According to her, each time she heard the sounds of drums in the night, she would stop to listen and would feel a special tug to follow the sound. “I hope that the World’s Tallest Drum will serve as a call to action for Nigerians to unite as a single family, join forces and play an active role in tackling national challenges such as massive unemployment, eradication of extreme poverty and HIV/AIDS, corruption and violence against women.”
The unveiling of the drum was done in commemoration of the Black History Month, by the director of Femi Arts Warehouse, Femi Coker, in partnership with his counterpart of De Roots Renaissance, Babatunde Olaide-Mesewaku.
“In reminiscence of the aims and objectives of the Black History Month, the tallest drum is a symbolic representation of the gargantuan contributions of the black race to world civilisation. The history of the black race is trapped in the twisted but stoic peregrination from the dark realm of slavery, colonisation, oppression and suppression through iron and blood struggle for freedom and libration to the regain of actual freedom, egalitarianism and global recognition,” Mesewaku said.
He said that through all the vicissitudes, the Blackman could still raise his head, making steady but monumental contributions to science and technology, sports, entertainment, music, academia, business, inventions and politics among others.
He also said that Coker has marked a historic moment in Badagry. “It is the 87thyear of initiating the Negro Black way. We are trying to stimulate and create awareness to black culture; telling people that blacks have contributed to the globe and to showcase through this artistic coronation to develop the world all over.”

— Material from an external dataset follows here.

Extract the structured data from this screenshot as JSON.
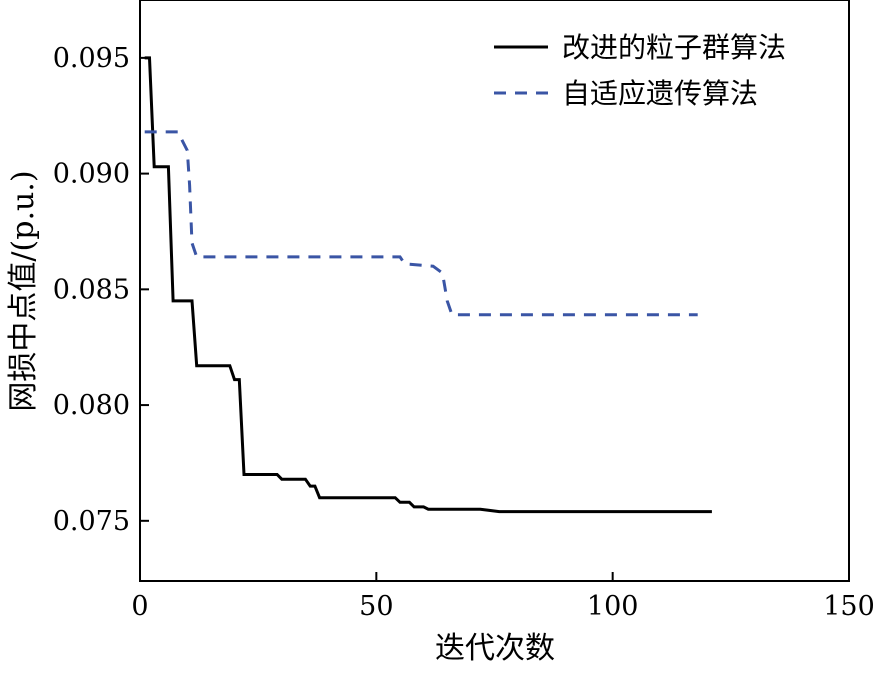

According to the News Letter publisher, Mesewaku, the symbols of the Drum represent Africa culture and ways of life. “In African perspective, it is important in the sense that you want to see the drum performing when a child is born, or when a person is getting married or a person is being buried. We use it to symbolise the monumental achievements of the Blacks in the world. In civilisation and world history Blacks achieved a lot.
“We want this drum to be exhibited at the 2014 Black History Month in the United States of America.”
Watson prayed and believed with hope. “May the sound of this drum tug at your hearts and move you to action and may BH month be that of reflection on the accomplishments of the past with a renewed dedication to improve the future.”
According to Coker, the images on the drum symbolise royalty before the advent of the colonial masters. Africans were born kings, princes and princesses. Our culture, African History, Heritage and Humanity; it shows our festivals like Eyo, Ogun Ajabo and Ifa. “I’m trying to tell the religions of our people and that Africa is very rich in culture.”
Meanwhile, the sculptor of the drum is Edward Jonathan. Others present at the event included the representative of the Akran of Badagry Kingdom, High Chief Baala; the master drummer of the Federal Republic of Nigeria, Mr. Gbenga Uga, who is also an indigene of Badagry; the representative of the Commissioner for Tourism and Inter-governmental Relations, Mr. Ashamu Fadipe and the United Nations Educational, Scientific and Cultural Organisation Consultant and Head of Social Sciences, Crawford University, Professor Alaba Simpson among others.
Some of the groups that performed included the Sato, Stilt-walkers’ and the Kpoji dancers, respectively.
After the representative of the Akran of Badagry Kingdom, High Chief Baala, unveiled the drum, at 2.10pm, the three young stilt-walkers of Badagry played the drum to the sound of everyone, which caused them to dance, celebrate and hail the black race.
The 11-foot drum is made of hard wood and sealed at the end with a deer’s skin. Constructed round its long solid body are carved reliefs of various cultural and historical representations and interpretation beautified with cowries.